Rosemary Frelin, Sunrise Realty
Blue Star Mothers
When Frelin’s daughter entered the military years ago, she decided she needed to do something to support the military effort. “It was right before Christmas,” she recalled. “I heard an advertisement on the radio about Blue Star Mothers and what they were. I met several other Blue Star moms and have been with them ever since.”
The organization sends quarterly care packages to the troops stationed overseas to help ease their burden of being away from home, Frelin said.
“We need green chile, jerky, tuna, individual servings like cocoa packs, sugars and teas that troops can carry on their bodies when they’re out in the field because their food isn’t always so good,” she said. “We have moms do crafts. We have moms who do neck coolers – and that is a very precise job. Everything is done to precision. We have moms that clean up the warehouse. I’ve done almost everything through the course of 10 years.”
Right now Frelin is the second vice president in charge of fundraising; which is a big task because four times a year the organization packs up about 300 boxes of stuff full of goodies and mails them to foreign locales, to the tune of about $21,000, she said.
Rachel Donovan, Vandyk Mortgage Corp.
Albuquerque Regional Community Chaplain’s Corps Donovan is a member of the organization that serves a variety of needs in the community, helping others in their most dire time of need. “We’re gap pluggers, so to speak,” she said. “The fire department will do their thing and police will do their part, and we stay there. A lot of times people just need to cry or they’re under stress and a lot of times they just need somebody there to help them. Sometimes you don’t even talk a whole lot.”
It’s a task that requires a lot of training and sometimes, time, said Donovan, who put in about 400 hours of volunteer time in 2015. “We’re crisis trained, both individually and as a group,” she said. “We have a lot of emergency response training so we can cover a wide variety of circumstances. We’re just a calming presence to help people.” Since the organization is volunteer-driven, it’s a bare-bones operation. “We don’t have a lot of different fundraising events,” Donovan said. “We run on a very shallow budget, that’s why it was important and so nice to get the donation from GAAR and the Good Neighbor program.”
Morgan Cannaday-Henson, Ida Kelly Realty
Cannaday-Henson knows first-hand just how easy it can be for somebody to wind up homeless. “Society in general has a really negative stigma when it comes to homelessness; that they did that to themselves, or that would never happen to me,” she said.

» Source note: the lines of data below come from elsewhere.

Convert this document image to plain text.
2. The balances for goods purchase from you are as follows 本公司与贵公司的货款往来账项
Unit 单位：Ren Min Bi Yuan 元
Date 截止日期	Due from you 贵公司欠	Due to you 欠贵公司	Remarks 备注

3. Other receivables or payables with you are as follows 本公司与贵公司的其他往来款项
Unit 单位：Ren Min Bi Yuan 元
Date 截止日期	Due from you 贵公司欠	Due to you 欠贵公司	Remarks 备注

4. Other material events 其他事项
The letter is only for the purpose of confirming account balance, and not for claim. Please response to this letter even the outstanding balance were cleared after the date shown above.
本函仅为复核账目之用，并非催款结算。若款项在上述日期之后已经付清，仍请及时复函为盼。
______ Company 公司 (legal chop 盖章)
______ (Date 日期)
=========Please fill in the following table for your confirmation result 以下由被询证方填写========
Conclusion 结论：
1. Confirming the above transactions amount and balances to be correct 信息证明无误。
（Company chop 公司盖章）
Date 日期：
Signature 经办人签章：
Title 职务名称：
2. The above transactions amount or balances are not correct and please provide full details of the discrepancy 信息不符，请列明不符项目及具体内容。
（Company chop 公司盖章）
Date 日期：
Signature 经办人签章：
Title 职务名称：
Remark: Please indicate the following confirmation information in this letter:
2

My dad, when I was very young, was diagnosed with brain cancer. My mom, although college educated and went to law school, was a stay at home at mom. He passed away within a matter of weeks and my mom was left with two young kids, no job or income and totally underwater in medical bills. If it wasn’t for her family allowing us to live with them, we would have been homeless.”

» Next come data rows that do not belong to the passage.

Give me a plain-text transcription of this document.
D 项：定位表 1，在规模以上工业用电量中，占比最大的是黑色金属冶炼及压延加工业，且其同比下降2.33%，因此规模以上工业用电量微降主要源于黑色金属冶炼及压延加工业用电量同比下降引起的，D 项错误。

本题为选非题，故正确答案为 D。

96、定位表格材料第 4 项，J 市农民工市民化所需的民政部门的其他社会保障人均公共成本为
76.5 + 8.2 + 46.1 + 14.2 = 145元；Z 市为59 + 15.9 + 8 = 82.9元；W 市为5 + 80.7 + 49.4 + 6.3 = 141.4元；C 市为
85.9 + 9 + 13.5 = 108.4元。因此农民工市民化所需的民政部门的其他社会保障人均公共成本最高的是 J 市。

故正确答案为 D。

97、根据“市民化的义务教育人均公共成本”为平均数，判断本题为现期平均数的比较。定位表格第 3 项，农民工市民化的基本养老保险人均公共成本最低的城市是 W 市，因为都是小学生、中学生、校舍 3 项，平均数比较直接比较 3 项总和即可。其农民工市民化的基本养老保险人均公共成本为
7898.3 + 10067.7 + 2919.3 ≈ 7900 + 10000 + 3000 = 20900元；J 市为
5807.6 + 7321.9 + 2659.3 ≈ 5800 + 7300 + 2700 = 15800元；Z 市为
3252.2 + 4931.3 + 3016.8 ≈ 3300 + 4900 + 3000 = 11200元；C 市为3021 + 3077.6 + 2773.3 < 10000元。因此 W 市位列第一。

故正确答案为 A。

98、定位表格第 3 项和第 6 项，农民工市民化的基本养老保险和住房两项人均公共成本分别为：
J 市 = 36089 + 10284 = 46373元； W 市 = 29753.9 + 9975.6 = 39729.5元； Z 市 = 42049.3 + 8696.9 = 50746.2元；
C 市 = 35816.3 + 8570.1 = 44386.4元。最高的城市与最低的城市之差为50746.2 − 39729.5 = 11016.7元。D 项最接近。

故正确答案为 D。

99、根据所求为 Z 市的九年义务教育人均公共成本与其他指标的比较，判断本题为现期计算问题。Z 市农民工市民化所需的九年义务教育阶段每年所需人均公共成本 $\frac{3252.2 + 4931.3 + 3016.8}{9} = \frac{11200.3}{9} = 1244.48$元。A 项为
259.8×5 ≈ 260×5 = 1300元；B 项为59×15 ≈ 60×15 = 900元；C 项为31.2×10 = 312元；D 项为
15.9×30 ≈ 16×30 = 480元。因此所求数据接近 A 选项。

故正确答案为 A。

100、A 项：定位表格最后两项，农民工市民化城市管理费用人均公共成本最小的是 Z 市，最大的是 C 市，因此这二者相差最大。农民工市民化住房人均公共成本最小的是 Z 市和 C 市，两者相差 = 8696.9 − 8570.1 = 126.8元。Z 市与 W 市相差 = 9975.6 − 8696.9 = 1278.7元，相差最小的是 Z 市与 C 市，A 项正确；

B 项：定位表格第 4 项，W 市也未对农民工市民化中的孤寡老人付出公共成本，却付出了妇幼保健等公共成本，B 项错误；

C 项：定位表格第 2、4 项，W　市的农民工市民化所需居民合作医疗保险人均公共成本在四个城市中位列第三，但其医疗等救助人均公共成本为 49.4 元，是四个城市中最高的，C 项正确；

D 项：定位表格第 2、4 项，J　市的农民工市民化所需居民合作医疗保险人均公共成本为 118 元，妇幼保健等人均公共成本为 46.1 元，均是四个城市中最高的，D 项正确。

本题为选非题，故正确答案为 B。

So when she heard about Heading Home, a program designed to get people off the streets and into their own living spaces, Cannaday-Henson jumped in wholeheartedly.

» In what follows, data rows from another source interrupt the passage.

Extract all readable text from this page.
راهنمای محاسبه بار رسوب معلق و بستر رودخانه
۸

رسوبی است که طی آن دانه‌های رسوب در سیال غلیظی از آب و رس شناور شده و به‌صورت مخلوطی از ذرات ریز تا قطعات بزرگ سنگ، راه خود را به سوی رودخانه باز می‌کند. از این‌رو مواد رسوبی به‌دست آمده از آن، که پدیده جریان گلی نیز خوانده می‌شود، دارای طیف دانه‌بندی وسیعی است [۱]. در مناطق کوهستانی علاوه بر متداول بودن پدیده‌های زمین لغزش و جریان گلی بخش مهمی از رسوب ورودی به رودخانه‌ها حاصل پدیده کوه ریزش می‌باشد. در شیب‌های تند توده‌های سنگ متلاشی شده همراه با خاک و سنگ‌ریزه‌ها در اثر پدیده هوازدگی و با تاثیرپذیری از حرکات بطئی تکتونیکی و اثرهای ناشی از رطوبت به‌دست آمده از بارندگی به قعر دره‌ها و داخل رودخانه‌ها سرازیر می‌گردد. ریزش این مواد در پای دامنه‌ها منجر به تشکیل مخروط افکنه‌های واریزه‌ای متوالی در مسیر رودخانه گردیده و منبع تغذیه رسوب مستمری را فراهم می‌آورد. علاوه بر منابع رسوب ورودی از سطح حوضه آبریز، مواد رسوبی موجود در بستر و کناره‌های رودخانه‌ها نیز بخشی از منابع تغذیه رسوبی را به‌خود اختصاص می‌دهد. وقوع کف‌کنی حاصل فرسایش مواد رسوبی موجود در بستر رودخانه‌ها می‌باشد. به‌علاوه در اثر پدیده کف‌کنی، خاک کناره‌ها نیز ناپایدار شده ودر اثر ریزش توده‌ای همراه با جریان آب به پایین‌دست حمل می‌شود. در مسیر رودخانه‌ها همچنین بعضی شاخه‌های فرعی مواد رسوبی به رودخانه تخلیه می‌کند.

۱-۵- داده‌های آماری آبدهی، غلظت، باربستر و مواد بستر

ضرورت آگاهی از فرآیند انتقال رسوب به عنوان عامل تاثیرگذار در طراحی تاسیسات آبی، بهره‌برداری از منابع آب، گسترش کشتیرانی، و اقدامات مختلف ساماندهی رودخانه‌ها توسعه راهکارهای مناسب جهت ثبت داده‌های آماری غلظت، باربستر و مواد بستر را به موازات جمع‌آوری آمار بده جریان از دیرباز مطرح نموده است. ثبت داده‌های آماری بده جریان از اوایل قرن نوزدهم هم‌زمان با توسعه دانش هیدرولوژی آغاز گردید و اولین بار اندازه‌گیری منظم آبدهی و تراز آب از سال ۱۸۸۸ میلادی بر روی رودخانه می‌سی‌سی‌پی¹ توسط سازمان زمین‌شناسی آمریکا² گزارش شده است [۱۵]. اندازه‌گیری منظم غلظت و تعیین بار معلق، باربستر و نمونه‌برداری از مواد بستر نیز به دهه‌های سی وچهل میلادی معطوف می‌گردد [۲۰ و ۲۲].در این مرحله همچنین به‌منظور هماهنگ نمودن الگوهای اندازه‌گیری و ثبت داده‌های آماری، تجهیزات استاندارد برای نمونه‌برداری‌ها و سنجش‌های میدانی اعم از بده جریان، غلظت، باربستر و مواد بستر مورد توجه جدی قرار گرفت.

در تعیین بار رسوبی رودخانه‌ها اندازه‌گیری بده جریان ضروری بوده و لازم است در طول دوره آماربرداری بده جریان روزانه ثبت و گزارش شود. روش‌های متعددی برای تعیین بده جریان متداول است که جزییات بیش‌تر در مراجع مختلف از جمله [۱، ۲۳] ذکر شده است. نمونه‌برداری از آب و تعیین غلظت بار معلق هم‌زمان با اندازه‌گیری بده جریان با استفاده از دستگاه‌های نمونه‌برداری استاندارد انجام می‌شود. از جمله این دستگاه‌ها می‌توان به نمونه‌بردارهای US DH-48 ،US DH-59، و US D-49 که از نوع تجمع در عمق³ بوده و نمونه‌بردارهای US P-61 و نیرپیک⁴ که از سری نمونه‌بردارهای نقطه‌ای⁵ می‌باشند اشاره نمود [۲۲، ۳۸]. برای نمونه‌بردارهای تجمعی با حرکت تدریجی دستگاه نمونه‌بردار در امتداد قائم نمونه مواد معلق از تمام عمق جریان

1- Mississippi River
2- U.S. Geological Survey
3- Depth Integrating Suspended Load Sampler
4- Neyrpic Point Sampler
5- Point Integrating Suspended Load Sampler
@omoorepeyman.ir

“It was not this temporary band aid,” she said. “They provide a permanent solution. And it sounds silly, but the solution to homelessness is a home. Housing first model to put a roof over somebody’s head, then give them the resources they need, whether it be help with addiction, mental illness, just finding a new job, medical needs, anything that it takes to help them become a contributing member of society again. Their success rate with that is almost 90 percent.”